Both clindamycin and cotrimoxazole are considered class A drugs in terms of in vitro sensitivity for Staphylococcus species.[8,9] When faced with multi-drug resistant Staphylococcus, including vancomycin resistance or in species sensitive to vancomycin but with inadequate clinical response dual antibiotics have been used. Increasing resistance for S. aureus to vancomycin has been reported when MIC is >2 μg/mL.[10] Whether this can be extrapolated to CONs in not clear. Cotrimoxazole has been added among other antibiotics.[9] Clindamycin although a bacteriostatic agent has been shown to have a synergistic effect. It also demonstrates antistaphylococcal toxin effect.[10] Besides, clindamycin has excellent tissue penetration compared to vancomycin for intra-abdominal sepsis.[11] Faced with a difficult situation with inadequate vancomycin levels and clinically worsening patient, a combination of cotrimoxazole and clindamycin along with source control with repeated debridement was used.

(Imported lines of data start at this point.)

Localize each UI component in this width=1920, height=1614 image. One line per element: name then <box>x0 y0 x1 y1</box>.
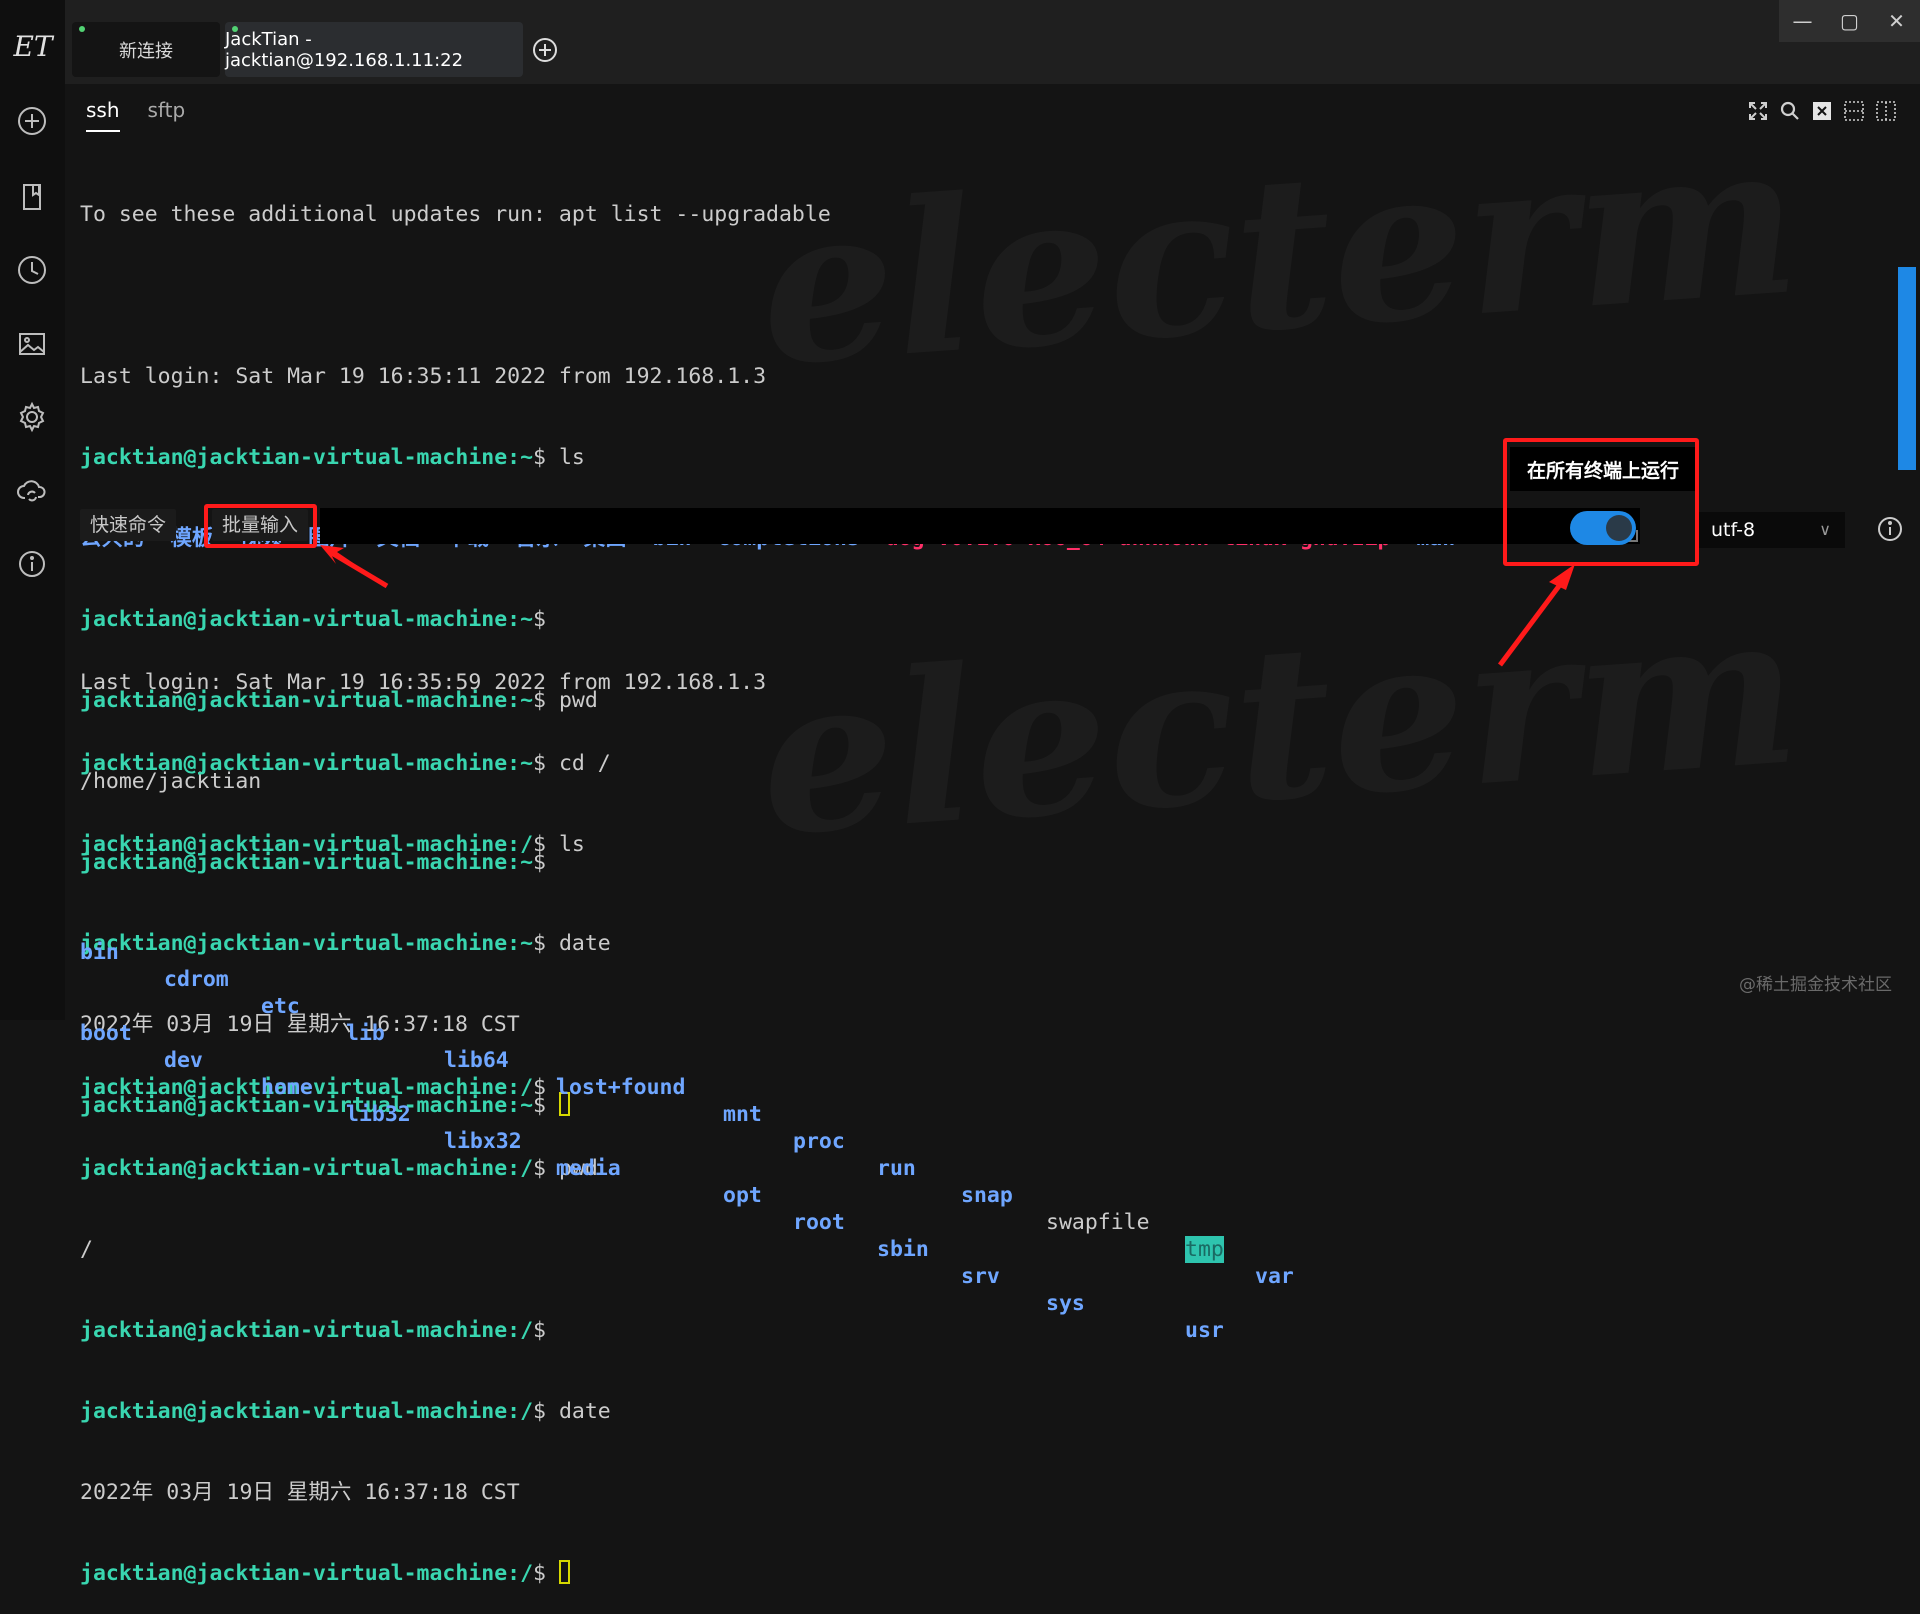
status-dot <box>232 26 238 32</box>
encoding-select[interactable]: utf-8 ∨ <box>1697 512 1845 548</box>
command: cd / <box>546 751 611 776</box>
terminal-line: Last login: Sat Mar 19 16:35:11 2022 fro… <box>80 364 767 389</box>
ls-output: tmp <box>1185 1236 1224 1263</box>
ls-output: media <box>556 1156 621 1181</box>
background-image-button[interactable] <box>12 324 52 364</box>
prompt: jacktian@jacktian-virtual-machine:~ <box>80 445 534 470</box>
ls-output: lib <box>346 1021 385 1046</box>
search-icon[interactable] <box>1779 100 1800 121</box>
ls-output: opt <box>723 1183 762 1208</box>
gear-icon <box>19 401 45 433</box>
command: date <box>546 1399 611 1424</box>
prompt-symbol: $ <box>533 751 546 776</box>
book-icon <box>23 184 41 210</box>
annotation-box-toggle <box>1503 438 1699 566</box>
ls-output: libx32 <box>444 1129 522 1154</box>
batch-input-field[interactable] <box>320 508 1640 544</box>
split-horizontal-icon[interactable] <box>1843 100 1864 121</box>
new-connection-button[interactable] <box>12 101 52 141</box>
terminal-scrollbar[interactable] <box>1898 267 1916 470</box>
ls-output: proc <box>793 1129 845 1154</box>
bookmarks-button[interactable] <box>12 177 52 217</box>
sidebar: ET <box>0 0 65 1020</box>
ls-output: dev <box>164 1048 203 1073</box>
prompt: jacktian@jacktian-virtual-machine:/ <box>80 1561 534 1586</box>
info-icon <box>19 551 45 577</box>
tab-label: 新连接 <box>119 40 173 62</box>
prompt: jacktian@jacktian-virtual-machine:/ <box>80 1318 534 1343</box>
prompt-symbol: $ <box>533 1399 546 1424</box>
close-button[interactable]: ✕ <box>1873 0 1920 42</box>
tab-bar: 新连接 JackTian - jacktian@192.168.1.11:22 <box>65 0 1920 84</box>
split-vertical-icon[interactable] <box>1875 100 1896 121</box>
annotation-box-batch-input <box>204 504 317 548</box>
ls-output: home <box>261 1075 313 1100</box>
minimize-button[interactable]: — <box>1779 0 1826 42</box>
prompt-symbol: $ <box>533 445 546 470</box>
terminal-bottom[interactable]: Last login: Sat Mar 19 16:35:59 2022 fro… <box>80 615 1294 1614</box>
tab-session[interactable]: JackTian - jacktian@192.168.1.11:22 <box>225 22 523 77</box>
terminal-cursor <box>558 1560 570 1584</box>
fullscreen-icon[interactable] <box>1747 100 1768 121</box>
terminal-toolbar <box>1747 100 1896 121</box>
cloud-sync-button[interactable] <box>12 471 52 511</box>
clock-icon <box>18 256 46 284</box>
window-controls: — ▢ ✕ <box>1779 0 1920 42</box>
prompt-symbol: $ <box>533 1561 546 1586</box>
history-button[interactable] <box>12 250 52 290</box>
terminal-line: / <box>80 1237 93 1262</box>
ls-output: usr <box>1185 1318 1224 1343</box>
plus-circle-icon <box>18 107 46 135</box>
command: ls <box>546 445 585 470</box>
ls-output: var <box>1255 1264 1294 1289</box>
prompt: jacktian@jacktian-virtual-machine:~ <box>80 751 534 776</box>
encoding-value: utf-8 <box>1711 519 1756 541</box>
prompt-symbol: $ <box>533 832 546 857</box>
ls-output: srv <box>961 1264 1000 1289</box>
chevron-down-icon: ∨ <box>1819 520 1831 539</box>
ls-output: lib64 <box>444 1048 509 1073</box>
quick-command-button[interactable]: 快速命令 <box>80 509 177 541</box>
prompt-symbol: $ <box>533 1156 546 1181</box>
terminal-line: Last login: Sat Mar 19 16:35:59 2022 fro… <box>80 670 767 695</box>
tab-label: JackTian - jacktian@192.168.1.11:22 <box>225 28 464 71</box>
info-icon[interactable] <box>1876 515 1904 543</box>
prompt: jacktian@jacktian-virtual-machine:/ <box>80 832 534 857</box>
tab-ssh[interactable]: ssh <box>86 98 120 132</box>
prompt-symbol: $ <box>533 1318 546 1343</box>
app-logo: ET <box>13 29 53 63</box>
ls-output: sbin <box>877 1237 929 1262</box>
cloud-sync-icon <box>17 480 46 502</box>
about-button[interactable] <box>12 544 52 584</box>
status-dot <box>79 26 85 32</box>
ls-output: lost+found <box>556 1075 686 1100</box>
ls-output: snap <box>961 1183 1013 1208</box>
session-subtabs: ssh sftp <box>86 98 185 132</box>
ls-output: cdrom <box>164 967 229 992</box>
prompt: jacktian@jacktian-virtual-machine:/ <box>80 1156 534 1181</box>
ls-output: mnt <box>723 1102 762 1127</box>
credit-watermark: @稀土掘金技术社区 <box>1739 975 1892 995</box>
ls-output: root <box>793 1210 845 1235</box>
ls-output: sys <box>1046 1291 1085 1316</box>
add-tab-icon[interactable] <box>531 36 559 64</box>
settings-button[interactable] <box>12 397 52 437</box>
prompt-symbol: $ <box>533 1075 546 1100</box>
ls-output: bin <box>80 940 119 965</box>
clear-icon[interactable] <box>1811 100 1832 121</box>
prompt: jacktian@jacktian-virtual-machine:/ <box>80 1399 534 1424</box>
image-icon <box>19 333 45 355</box>
ls-output: run <box>877 1156 916 1181</box>
maximize-button[interactable]: ▢ <box>1826 0 1873 42</box>
terminal-line: To see these additional updates run: apt… <box>80 202 831 227</box>
command: ls <box>546 832 585 857</box>
ls-output: swapfile <box>1046 1210 1150 1235</box>
tab-sftp[interactable]: sftp <box>148 98 186 132</box>
terminal-line: 2022年 03月 19日 星期六 16:37:18 CST <box>80 1480 520 1505</box>
tab-new-connection[interactable]: 新连接 <box>72 22 220 77</box>
ls-output: lib32 <box>346 1102 411 1127</box>
ls-output: boot <box>80 1021 132 1046</box>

Our patient developed infection in the postoperative period. Initial cultures were negative. Screening is not routinely carried out for CoNS as they represent skin flora. Bacteria can colonize and tract from skin colonization. The abdomen was closed primarily during the first surgery with no drains. The cause of surgical site infection could not be ascertained and possibility of perioperative contamination cannot be ruled out. Treatment of infection with severe clinical manifestations often warrants use of multiple antibiotics to improve synergism along with aggressive source control.

Conclusion

Early identification, diagnosis, and aggressive management of CoNS species is warranted and should not be dismissed as mere skin contaminants or physiological colonization.